Le principal amendement apporté par le Code minier concerne les taxes sur la bauxite, dont la Guinée détient deux-tiers des réserves mondiales (41 milliards de tonnes). En réduisant considérablement celles-là – 4 dollars environ la tonne brute exportée, contre 11 à 13 dollars précédemment – l’Etat guinéen a boosté divers projets d’exploitation d’alumine, comme celui de Heinan Chine – deux millions de tonnes, extensible à quatre, pour une enveloppe financière de trois milliards de dollars – ou celui de China Power Investment (CPI), quatre millions de tonnes, extensible à huit, avec une enveloppe financière de six milliards de dollars – L’Assemblée nationale guinéenne a également adopté, en Juin 2014, la convention de base amendée du projet Guinea Alumina Corporation (GAC), composé de la mine de bauxite de Sangarédi, d’un terminal portuaire, destiné à des utilisateurs multiples, à Kamsar, et d’une raffinerie, pour transformer le minerai en alumine. Le projet est détenu et développé par la société Emirates Global Aluminium (EGA), le conglomérat d’aluminium des Emirats Arabes Unis, formé par Mubadala Development Company d’Abou Dhabi et Investment Corporation of Dubaï.
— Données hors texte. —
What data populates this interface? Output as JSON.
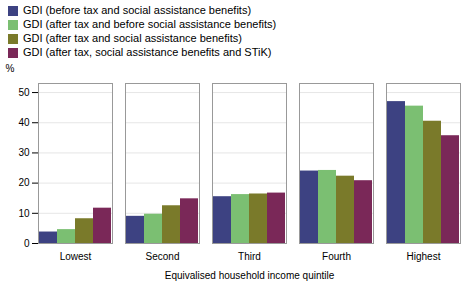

Des mesures analogues ont ouvert des perspectives vertigineuses dans l’exploitation et l’exportation du gisement de fer de Simandou (bloc 3 et 4), pour une production de 95 millions de tonnes et une enveloppe d’à peu près 19 milliards de dollars. Ce dernier projet – le plus grand, à l’heure actuelle, sur le continent africain – comporte également un important volet d’infrastructures : construction d’un chemin de fer transguinéen de près de huit cents kilomètres et un port en eaux profondes, dans la région de Forécariah (Guinée maritime). Il est piloté par la compagnie minière Rio Tinto, en partenariat avec Chalco (Chine), la Société Financière Internationale (SFI, groupe Banque mondiale) et la Guinée et doit démarrer la production en cette année 2015.